Change it and you can change your emotions by altering the signals that go to the brain, said Dr. Patricia Gerbarg, an assistant clinical professor of psychiatry at New York Medical College and coauthor of “The Healing Power of the Breath.”

“The brain listens to the lungs, so the way that we breathe has a tremendous effect on how the brain functions for many different mechanisms,” Gerbarg told TODAY.

“The messages from the respiratory system are very powerful and very rapid, and we think they have top priority.”

Brain scans show slower breathing reduces anxiety and fear, while increasing the ability to reason — so the thinking mind restrains the emotional part of the mind, helping a person evaluate the situation better, Gerbarg noted.

Deeper, slower breathing can also let your body know to come out of fight-or-flight mode, said Anne Bartolucci, a clinical psychologist, adjunct assistant professor at Emory University School of Medicine in Atlanta and author of “Better Sleep for the Overachiever.”

Here are two breathing techniques you can employ right now to destress and relax.

Belly breathing

Inhale slowly with the belly for four seconds.
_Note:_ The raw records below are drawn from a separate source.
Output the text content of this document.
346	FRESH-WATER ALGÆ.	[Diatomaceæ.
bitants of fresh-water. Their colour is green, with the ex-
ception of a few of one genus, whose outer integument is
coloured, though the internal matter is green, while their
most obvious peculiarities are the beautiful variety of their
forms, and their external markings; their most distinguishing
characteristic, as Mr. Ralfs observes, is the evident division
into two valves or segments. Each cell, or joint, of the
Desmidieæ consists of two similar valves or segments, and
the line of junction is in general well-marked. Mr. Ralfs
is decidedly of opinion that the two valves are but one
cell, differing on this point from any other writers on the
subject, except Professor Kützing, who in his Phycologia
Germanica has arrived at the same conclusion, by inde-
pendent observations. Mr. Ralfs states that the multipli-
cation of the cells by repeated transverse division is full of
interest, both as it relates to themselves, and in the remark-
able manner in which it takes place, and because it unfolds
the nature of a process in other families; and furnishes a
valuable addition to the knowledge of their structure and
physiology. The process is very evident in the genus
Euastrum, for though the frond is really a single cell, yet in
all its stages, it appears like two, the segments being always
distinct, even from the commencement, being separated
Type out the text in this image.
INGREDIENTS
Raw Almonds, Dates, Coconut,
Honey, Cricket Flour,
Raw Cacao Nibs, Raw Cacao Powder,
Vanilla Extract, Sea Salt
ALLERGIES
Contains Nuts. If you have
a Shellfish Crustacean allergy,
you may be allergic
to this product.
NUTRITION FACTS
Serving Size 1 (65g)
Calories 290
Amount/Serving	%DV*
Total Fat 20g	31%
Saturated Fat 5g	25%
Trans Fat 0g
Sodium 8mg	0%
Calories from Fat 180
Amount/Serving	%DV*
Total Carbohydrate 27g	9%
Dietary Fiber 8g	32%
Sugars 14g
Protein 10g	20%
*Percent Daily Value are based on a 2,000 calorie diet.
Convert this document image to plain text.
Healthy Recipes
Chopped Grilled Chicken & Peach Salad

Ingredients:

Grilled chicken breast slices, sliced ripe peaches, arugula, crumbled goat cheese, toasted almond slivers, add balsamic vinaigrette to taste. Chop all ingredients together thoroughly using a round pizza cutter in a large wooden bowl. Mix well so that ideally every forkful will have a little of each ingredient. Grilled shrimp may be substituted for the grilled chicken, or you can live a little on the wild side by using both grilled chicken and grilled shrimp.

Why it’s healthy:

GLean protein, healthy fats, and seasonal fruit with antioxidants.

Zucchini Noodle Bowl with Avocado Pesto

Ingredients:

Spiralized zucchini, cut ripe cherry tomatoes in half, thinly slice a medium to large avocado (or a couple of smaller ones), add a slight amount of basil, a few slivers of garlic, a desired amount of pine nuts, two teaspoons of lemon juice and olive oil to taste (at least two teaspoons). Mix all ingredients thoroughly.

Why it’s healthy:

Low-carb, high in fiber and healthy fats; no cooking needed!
The abdomen should rise, while the chest moves minimally or not at all.

Exhale for four seconds or longer.

Do this practice every day, working up to five minutes of belly breathing. Also use it in the moment when you need to relax.

Box breathing

Start in a seated position and exhale all of your air.

Inhale for a count of five.

Hold your breath for a count of five.

Exhale for a count of five.

Hold your breath for a count of five.

Keep the pattern going and repeat this cycle five times.